Mirjam Voerkelius

  • Fellowship year:2017-2018
  • University: University of California- Berkeley
  • Dissertation Topic/Category: Russia/Soviet Union (Modern Europe including Russia)
  • Dissertation Title: Evolution in Times of Revolution: Darwinism, Nature, and Ideology in the Soviet Union.
  • My dissertation examines the conflicted history of Darwinism in Soviet Russia. The Bolsheviks considered Darwinism a cornerstone of their revolutionary worldview with Friedrich Engels having praised Marx and Darwin as discoverers of the laws of history and nature. Darwinism, the Bolsheviks contended, was also a cornerstone in their fight against religion and for a new, atheist and materialist culture. Yet reconciling the theory of evolution with the concept of revolution was a complicated intellectual project. I argue that Darwinism as a gradualist theory that embraced chance, rejected teleology, and decentered humankind posed unique challenges to key Bolshevik suppositions about progress and nature.
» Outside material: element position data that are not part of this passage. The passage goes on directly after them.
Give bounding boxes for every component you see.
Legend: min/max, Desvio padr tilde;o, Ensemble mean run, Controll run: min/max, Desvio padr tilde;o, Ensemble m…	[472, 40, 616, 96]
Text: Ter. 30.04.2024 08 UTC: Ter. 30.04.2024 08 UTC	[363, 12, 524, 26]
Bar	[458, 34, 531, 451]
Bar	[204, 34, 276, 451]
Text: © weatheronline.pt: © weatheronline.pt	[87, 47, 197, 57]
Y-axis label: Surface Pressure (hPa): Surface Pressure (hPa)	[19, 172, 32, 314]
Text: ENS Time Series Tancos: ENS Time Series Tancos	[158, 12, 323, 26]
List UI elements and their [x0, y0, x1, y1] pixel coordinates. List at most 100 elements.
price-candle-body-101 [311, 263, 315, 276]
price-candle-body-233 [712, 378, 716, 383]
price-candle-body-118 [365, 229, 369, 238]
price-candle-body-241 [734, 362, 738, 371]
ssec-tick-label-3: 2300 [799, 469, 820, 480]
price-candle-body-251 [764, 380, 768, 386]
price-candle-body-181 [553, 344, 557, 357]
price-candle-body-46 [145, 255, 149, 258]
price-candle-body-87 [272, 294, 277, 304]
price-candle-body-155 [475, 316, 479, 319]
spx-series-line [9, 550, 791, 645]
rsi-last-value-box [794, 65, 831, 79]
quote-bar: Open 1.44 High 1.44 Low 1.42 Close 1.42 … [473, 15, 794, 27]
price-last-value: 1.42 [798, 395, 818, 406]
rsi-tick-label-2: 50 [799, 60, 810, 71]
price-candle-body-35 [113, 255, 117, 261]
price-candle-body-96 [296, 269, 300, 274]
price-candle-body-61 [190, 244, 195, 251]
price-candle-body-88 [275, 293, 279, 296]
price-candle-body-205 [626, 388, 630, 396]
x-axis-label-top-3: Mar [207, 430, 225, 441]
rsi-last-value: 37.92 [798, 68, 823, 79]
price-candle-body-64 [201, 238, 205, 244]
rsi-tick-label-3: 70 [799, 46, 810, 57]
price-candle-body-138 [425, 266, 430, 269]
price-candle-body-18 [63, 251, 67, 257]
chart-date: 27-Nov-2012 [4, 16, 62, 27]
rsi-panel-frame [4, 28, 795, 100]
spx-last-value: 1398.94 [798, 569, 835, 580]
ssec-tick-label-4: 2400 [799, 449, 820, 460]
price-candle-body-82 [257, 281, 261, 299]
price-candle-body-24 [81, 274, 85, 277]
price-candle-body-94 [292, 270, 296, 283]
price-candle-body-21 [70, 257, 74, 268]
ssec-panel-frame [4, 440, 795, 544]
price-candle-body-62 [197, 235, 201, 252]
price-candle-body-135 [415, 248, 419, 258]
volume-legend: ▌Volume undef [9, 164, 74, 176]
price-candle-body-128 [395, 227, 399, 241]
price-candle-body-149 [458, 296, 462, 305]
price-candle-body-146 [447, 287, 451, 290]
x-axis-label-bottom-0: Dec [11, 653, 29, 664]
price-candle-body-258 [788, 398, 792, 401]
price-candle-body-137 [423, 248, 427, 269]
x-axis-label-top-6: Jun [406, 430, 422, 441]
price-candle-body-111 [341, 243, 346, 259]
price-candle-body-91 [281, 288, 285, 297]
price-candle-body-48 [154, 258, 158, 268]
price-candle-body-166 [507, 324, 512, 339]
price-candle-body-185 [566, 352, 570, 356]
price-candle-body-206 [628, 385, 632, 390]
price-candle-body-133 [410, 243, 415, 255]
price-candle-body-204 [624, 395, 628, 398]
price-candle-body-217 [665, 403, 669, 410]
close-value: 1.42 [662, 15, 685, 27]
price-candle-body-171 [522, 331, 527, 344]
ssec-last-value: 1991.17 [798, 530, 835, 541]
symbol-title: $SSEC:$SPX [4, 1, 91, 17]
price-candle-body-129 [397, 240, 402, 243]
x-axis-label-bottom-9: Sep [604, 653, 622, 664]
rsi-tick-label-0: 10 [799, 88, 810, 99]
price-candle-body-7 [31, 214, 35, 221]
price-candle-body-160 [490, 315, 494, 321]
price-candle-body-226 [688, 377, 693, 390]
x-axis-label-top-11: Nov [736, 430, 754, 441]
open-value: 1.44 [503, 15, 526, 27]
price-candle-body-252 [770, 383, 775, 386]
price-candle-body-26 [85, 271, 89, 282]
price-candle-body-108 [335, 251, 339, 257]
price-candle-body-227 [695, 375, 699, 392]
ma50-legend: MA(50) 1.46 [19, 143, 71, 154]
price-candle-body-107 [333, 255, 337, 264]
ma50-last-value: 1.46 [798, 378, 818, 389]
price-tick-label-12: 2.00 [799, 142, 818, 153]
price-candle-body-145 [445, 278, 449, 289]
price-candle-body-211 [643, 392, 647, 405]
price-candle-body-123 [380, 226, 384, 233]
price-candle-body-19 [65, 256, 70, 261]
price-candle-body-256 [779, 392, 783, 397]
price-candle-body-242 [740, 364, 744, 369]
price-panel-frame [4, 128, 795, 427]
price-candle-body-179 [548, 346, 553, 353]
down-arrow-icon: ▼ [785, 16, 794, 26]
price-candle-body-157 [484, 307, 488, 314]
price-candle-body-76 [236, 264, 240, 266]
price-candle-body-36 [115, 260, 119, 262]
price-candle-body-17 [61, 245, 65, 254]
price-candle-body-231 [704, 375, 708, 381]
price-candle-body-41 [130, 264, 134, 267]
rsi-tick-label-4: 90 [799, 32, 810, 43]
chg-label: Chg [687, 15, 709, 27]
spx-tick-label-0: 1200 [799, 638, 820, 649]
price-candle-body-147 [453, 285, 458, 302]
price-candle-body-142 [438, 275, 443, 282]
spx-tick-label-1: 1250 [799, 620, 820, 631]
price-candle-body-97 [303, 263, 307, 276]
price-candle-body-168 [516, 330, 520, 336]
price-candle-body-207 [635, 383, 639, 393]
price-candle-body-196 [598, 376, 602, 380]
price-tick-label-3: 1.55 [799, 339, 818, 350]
    Taking a broad perspective, "Evolution in Times of Revolution" analyzes the history of Darwinism across the revolutionary divide of 1917 and through the entire Soviet period. The setting is the Moscow Darwin Museum, a pre-revolutionary institution founded in 1907 that still exists today. The museum's displays were shaped by the struggle of Soviet Darwinists with the question of whether evolution indeed developed gradually, as Darwin had argued, or in leaps, thus confirming Bolshevism's understanding of history as progressing via revolutions. In addition to popularizing science, the museum housed researchers who worked on comparative psychology, cryptozoology, and extinction. My dissertation thus invites us to discuss the question how legitimate science was defined, and, through the work of the researchers connected to the museum, to explore central problems about the place of our species in nature. How does humankind influence evolution? Are we truly just an animal among other animals? In sum, the Darwin Museum with its long history functioned as a key site for research, for shaping future generations of biologists and nature protectionists through the youth club, and for negotiating the close but conflicted relationship between evolutionary theory with Bolshevik revolutionary ideology.